Рудный потенциал щелочного, кимберлитового

 и карбонатитового магматизма

Abstracts of International conference

Ore potential of alkaline, kimberlite

and carbonatite magmatism


Diopside melting in sodium vapor: an experimental study

Borisov А.А.

Institute of Geology of Ore Deposits, Petrography, Mineralogy, and Geochemistry (IGEM),

Russian Academy of Sciences



In present paper we present first experimental results on diopside melting in sodium vapor, conducted with crucible supported loop technique.

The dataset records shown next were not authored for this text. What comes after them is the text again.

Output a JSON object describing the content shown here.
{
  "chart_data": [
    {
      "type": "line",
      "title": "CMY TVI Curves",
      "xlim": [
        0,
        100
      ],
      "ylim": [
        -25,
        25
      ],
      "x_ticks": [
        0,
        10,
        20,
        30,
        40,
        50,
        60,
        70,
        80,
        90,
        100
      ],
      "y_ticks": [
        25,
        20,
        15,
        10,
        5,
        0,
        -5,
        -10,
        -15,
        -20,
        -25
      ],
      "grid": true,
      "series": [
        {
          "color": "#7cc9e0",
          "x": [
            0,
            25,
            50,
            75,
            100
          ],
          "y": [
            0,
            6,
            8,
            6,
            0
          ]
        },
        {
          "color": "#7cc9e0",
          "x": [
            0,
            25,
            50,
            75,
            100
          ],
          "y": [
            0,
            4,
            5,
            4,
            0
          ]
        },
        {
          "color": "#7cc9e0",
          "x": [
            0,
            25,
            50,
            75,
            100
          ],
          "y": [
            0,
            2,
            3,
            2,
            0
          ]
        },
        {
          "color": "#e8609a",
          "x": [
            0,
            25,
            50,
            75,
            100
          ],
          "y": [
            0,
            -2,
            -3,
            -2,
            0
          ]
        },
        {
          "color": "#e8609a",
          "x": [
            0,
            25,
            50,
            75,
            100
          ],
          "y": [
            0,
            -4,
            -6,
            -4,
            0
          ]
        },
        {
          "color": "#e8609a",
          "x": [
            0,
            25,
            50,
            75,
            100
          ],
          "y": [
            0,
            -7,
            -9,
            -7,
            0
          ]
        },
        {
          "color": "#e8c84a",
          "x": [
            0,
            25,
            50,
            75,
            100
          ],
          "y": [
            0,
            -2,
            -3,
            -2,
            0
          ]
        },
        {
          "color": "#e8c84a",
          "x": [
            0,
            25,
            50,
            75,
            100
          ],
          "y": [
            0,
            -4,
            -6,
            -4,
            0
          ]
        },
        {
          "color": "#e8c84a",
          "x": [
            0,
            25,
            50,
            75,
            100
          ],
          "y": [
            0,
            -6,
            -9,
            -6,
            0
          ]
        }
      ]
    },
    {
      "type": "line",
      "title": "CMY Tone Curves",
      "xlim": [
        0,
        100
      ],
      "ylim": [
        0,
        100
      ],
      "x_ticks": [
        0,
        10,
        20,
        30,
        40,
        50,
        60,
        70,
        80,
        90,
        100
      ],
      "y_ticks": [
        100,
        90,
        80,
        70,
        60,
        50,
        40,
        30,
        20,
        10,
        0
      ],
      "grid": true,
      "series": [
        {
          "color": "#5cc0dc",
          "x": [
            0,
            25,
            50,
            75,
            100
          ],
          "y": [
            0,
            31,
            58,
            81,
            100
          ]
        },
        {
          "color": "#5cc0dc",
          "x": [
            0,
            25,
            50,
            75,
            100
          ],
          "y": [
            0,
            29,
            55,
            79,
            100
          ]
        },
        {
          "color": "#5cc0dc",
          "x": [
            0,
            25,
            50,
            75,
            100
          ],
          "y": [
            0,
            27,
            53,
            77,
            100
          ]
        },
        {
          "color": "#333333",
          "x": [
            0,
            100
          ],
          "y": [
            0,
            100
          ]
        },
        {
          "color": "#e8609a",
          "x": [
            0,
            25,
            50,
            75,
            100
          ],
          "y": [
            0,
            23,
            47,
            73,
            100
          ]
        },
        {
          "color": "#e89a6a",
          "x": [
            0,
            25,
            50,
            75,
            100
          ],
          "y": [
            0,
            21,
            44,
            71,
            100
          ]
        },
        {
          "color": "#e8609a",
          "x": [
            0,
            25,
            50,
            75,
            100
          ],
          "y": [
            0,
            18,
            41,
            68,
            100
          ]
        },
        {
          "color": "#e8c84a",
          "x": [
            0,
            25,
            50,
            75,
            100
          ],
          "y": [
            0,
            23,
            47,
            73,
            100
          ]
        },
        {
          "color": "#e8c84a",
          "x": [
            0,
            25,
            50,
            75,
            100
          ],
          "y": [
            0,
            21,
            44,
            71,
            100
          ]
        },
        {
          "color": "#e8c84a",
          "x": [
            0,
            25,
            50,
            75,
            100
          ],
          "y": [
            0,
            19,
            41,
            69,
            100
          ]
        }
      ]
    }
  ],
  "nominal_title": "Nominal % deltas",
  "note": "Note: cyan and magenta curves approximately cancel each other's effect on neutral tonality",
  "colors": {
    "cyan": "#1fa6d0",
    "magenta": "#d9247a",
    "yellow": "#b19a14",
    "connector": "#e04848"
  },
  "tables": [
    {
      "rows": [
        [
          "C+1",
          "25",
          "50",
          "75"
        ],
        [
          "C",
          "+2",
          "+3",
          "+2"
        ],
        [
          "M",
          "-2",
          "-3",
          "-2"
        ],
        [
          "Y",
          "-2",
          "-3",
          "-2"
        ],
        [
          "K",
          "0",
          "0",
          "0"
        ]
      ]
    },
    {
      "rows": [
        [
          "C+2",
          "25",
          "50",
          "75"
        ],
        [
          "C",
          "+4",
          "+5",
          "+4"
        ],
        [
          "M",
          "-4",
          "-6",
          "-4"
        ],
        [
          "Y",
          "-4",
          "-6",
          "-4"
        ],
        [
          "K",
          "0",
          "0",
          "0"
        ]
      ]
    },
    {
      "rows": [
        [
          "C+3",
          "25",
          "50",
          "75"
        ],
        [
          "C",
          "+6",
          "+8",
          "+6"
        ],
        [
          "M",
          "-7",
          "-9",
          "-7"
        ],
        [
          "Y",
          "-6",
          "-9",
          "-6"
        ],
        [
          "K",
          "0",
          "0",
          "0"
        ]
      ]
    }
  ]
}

The results may be interesting for understanding of possible changes in mantle rock xenoliths in alkali basalts with assuming of perfectly mobile behavior of sodium.

The crucible supported loop technique suggested by Borisov et al. (2006) allows working with alkali-containing systems at 1 atm total pressure even at very reducing conditions, where the “classical” loop technique results in complete loss of alkalis. The method happened to be useful in many experimental investigations:  the effects of sodium on metal solubilities (Borisov et al., 2006), sodium partitioning between olivine and melt (Borisov et al., 2008), Na, K and Rb partitioning between miscible melts (Borisov, 2008, 2009).

In brief, glass of diopside composition on platinum loop (about 3 mm in diameter) was suspended in quartz crucible above the melt of Na2Si2O5 under a platinum lid. The crucible was lowered into the tube furnace and held under desired temperature (1200-1315ºС) and oxygen fugacity (about IW buffer). During experiment (1-2 h) diopside glass was exchanged with small diopside crystals (5-20 µm) which then reacted with sodium vapor arising during sodium evaporation from Na2Si2O5 melt.

New phases were reveled in experimental products: wollastonite (pseudowollastonite) and glass. The wollastonite contains about 3 wt.% MgO, which is equivalent to Wo9Di1 (mol.). Essential isomorphic Ca exchange with Mg is known in CaSiO3 structure (e.g., Shinno, 1974).

The glass (up to5 µm) marks the boundaries of diopside crystals. It is heterogeneous in composition (maximum SiO2 content is 70 wt.% and Na2O content is 8 wt.%).

The mantle glass-containing xenoliths are well known with silica content in glass reaching 72 wt.% (e.g., Ishimara and Arai, 2009). The origin of such glasses is under discussion. Our experiments demonstrate the possibility of silicic melts to be obtained by incongruent melting of xenoliths crystal during its reaction with alkalis-containing fluids.



Borisov A.A. Experimental Investigation of K and Na Partitioning between Miscible Liquids // Petrology. 2008. V. 16. P. 552-564.

Borisov A.A. Influence of SiO2 and Al2O3 on the Activity Coefficients of Alkalis in Melts: An Experimental Study // Petrology. 2009. V.17. P. 579-590.

Borisov A., Lahaye Y. and Palme H. The effect of sodium on the solubilities of metals in silicate melts // American Mineralogist. 2006. V. 91. P. 762-771.

Borisov A., Pack A., Kropf A. and Palme H. Partitioning of Na between olivine and melt: An experimental study with application to the formation of meteoritic Na2O-rich chondrule glass and refractory forsterite grains // Geochimica et Cosmochimica Acta. 2008. V. 72. P. 5558-5573.

Ishimaru S. and Arai S. Highly silicic glasses in peridotite xenoliths from Avacha volcano, Kamchatka arc; implications for melting and metasomatism within the sub-arc mantle // Lithos. 2009. V. 107. P. 93-106.

Shinno I. Unit cell dimensions and infra-red absorption spectra of Mg-wollastonite in the system CaSiO3-CaMgSi2O6 // Mineralogical Journal. 1974. V. 7. P. 456-471.